La métaphore de la « ruée vers l’or » est préférée par Olivier Oullier, d’Inclusive Brains, période de l’histoire où les gagnants ne furent pas forcément les chercheurs, mais par exemple les industries annexes comme Levi Strauss qui vendait des pantalons aux prospecteurs. Mais ne risque-t-on pas d’assister à une bulle spéculative ? « Une multiplication d’acteurs sortent des modèles assez proches, encore plus pointus que ChatGPT4. Comment le marché va-t-il se structurer ? Y en a-t-il [déjà] trop ? » s’interroge Adrien de Cournon.

Un « risque élevé d’automatisation »

Reste la question de l’impact de l’IA sur le secteur de l’emploi en France. Selon Gabriel Hubert de Dust, l’adoption de l’IA en entreprise est question d’apprentissage et d’habitudes :« Au début avec l’IA, les gens ont peur, mais après une semaine d’utilisation, ils comprennent qu’ils sont gagnants. La question demeure : est-ce que je lui fais confiance ? Que puis-je en faire ? » Florence Verzelende, de Dassault, explique de son côté que « l‘important est de laisser l’IA aux employés et de leur apprendre à l’utiliser. Ça ne va pas tuer l’emploi mais le modifier, le rendre extrêmement productif. C’est une chance de pouvoir éviter le plus ennuyeux dans un métier. »
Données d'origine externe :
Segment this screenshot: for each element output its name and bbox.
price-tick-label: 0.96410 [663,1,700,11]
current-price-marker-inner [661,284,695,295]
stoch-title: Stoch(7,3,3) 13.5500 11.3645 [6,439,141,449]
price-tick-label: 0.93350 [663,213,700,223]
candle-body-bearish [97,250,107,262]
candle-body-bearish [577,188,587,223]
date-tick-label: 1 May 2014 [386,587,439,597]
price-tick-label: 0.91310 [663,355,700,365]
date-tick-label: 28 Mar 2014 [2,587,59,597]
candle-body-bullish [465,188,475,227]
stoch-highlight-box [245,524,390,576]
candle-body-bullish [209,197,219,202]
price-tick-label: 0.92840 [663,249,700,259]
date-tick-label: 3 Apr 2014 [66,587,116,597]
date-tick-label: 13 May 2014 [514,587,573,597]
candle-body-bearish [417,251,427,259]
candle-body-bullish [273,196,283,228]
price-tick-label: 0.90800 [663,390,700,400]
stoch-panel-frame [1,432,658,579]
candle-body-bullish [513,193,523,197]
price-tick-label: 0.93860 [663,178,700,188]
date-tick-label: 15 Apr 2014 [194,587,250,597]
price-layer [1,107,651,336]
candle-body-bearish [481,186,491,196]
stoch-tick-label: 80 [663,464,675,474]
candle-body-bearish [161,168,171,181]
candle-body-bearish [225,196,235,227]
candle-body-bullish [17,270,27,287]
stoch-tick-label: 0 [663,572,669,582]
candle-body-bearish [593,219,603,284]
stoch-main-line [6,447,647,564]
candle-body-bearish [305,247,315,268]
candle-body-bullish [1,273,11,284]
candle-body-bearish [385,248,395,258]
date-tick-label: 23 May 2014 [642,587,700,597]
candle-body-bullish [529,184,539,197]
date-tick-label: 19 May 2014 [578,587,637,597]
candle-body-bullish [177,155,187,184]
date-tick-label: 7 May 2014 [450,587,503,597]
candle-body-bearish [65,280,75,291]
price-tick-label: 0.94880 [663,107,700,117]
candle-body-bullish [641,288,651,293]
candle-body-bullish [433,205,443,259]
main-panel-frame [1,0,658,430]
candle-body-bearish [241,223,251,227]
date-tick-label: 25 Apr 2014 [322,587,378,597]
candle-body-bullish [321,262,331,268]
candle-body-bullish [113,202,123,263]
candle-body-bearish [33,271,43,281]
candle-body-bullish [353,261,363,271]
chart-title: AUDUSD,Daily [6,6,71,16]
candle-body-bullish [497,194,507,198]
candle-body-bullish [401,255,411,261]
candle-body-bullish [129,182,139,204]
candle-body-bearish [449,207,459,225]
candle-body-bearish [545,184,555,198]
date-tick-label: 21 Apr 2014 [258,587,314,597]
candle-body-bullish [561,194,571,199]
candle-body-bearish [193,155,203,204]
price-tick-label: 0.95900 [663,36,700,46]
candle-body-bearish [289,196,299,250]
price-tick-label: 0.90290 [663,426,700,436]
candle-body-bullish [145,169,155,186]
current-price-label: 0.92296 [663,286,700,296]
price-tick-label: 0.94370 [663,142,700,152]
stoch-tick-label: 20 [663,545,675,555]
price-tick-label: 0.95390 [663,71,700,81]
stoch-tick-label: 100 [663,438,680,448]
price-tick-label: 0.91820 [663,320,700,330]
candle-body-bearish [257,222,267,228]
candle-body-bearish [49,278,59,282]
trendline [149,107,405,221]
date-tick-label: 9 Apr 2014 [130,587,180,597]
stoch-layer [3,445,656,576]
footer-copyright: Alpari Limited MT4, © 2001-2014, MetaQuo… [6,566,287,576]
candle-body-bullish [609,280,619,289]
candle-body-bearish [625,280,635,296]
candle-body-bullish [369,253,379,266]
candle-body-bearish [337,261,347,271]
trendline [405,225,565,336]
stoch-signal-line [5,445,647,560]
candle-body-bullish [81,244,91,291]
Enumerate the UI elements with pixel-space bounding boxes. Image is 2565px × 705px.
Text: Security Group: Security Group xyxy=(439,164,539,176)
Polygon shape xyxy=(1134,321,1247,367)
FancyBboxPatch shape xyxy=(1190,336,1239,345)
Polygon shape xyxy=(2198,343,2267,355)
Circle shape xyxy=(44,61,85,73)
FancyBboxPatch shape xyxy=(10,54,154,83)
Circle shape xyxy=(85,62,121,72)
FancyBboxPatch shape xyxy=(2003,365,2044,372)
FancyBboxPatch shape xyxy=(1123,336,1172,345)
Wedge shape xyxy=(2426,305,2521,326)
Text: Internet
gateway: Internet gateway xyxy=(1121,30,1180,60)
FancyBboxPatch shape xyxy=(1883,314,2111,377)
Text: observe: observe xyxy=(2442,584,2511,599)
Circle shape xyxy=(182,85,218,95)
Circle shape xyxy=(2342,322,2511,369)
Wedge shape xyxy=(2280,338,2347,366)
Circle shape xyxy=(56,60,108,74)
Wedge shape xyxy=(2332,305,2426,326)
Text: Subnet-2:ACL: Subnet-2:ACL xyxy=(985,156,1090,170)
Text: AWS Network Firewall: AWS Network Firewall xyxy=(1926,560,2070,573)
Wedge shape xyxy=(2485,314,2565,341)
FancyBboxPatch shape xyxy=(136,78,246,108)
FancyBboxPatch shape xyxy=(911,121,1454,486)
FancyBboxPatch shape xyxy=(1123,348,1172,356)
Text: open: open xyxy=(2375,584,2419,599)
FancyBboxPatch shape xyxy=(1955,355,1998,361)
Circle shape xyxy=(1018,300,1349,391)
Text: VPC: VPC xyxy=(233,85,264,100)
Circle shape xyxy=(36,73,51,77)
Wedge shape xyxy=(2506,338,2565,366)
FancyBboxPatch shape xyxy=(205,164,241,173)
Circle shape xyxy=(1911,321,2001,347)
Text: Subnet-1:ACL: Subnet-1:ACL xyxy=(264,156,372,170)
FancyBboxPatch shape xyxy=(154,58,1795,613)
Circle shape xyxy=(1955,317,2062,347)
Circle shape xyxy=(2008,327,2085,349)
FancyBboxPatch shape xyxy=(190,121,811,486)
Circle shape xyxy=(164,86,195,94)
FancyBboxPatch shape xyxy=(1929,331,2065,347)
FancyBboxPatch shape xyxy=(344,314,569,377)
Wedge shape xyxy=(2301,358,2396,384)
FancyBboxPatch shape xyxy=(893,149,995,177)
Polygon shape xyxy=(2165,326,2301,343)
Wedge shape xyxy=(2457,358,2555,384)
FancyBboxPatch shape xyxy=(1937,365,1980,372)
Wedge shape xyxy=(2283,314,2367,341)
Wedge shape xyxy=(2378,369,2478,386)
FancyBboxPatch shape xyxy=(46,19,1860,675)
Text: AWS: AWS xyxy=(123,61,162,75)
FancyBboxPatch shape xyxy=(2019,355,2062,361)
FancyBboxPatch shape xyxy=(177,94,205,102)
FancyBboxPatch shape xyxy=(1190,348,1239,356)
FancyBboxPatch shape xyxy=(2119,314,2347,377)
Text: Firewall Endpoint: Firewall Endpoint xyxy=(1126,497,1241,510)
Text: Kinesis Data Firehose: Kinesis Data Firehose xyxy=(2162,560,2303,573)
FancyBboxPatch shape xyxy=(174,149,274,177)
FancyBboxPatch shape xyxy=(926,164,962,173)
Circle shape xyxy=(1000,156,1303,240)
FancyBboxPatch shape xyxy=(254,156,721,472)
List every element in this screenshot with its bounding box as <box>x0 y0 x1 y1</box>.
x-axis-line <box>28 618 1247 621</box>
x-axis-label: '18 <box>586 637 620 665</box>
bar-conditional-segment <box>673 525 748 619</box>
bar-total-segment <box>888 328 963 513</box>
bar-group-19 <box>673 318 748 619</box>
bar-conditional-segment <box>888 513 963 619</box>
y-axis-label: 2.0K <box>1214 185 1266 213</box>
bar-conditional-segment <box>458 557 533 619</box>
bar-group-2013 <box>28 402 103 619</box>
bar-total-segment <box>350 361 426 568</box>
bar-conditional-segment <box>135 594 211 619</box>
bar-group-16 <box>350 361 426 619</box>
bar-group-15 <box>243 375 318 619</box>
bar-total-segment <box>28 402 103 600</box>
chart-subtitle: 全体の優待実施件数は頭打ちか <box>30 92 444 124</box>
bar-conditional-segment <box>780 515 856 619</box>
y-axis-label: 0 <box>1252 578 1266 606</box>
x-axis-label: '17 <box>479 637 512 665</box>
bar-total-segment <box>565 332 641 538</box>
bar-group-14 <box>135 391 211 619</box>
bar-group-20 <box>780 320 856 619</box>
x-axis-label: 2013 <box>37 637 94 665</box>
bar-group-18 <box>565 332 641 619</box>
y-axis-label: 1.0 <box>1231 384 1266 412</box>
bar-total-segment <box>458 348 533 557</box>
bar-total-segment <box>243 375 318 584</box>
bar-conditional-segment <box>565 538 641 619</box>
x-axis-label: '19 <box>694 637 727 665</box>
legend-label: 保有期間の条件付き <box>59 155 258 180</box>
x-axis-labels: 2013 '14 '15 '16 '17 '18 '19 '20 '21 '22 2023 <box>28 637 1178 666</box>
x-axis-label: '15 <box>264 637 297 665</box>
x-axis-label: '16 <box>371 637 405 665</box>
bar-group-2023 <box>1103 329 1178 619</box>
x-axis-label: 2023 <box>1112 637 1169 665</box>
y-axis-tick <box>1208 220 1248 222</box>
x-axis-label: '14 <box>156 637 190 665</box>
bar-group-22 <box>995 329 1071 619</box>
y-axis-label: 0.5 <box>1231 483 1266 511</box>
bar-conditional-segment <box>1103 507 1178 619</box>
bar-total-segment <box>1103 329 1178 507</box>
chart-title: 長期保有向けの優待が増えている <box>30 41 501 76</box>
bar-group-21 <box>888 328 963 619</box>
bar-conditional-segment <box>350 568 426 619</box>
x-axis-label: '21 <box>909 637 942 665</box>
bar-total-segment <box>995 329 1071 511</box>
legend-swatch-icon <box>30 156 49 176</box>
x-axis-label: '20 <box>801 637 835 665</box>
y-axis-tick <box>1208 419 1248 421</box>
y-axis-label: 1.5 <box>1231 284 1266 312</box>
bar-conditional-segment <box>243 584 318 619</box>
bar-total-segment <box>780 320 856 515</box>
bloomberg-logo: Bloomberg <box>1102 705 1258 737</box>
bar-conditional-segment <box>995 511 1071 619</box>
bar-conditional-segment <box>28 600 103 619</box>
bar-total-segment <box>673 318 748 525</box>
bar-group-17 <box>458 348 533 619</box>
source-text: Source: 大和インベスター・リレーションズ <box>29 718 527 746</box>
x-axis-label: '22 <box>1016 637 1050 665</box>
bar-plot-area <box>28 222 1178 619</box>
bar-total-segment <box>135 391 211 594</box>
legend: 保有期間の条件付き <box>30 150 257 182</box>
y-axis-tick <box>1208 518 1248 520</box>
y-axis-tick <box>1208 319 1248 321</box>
Selon Ipsos, pas moins de 64% des Français jugent probable que l’IA détruise des emplois. Au-delà des spéculations, l’IA générative en France, selon le cabinet de conseil Roland Berger, aurait des effets sur près « d’un tiers de l’activité professionnelle » et quelque 800 000 emplois seraient soumis à « un risque élevé d’automatisation » et 1,4 million d’emplois seraient plutôt « augmentés ».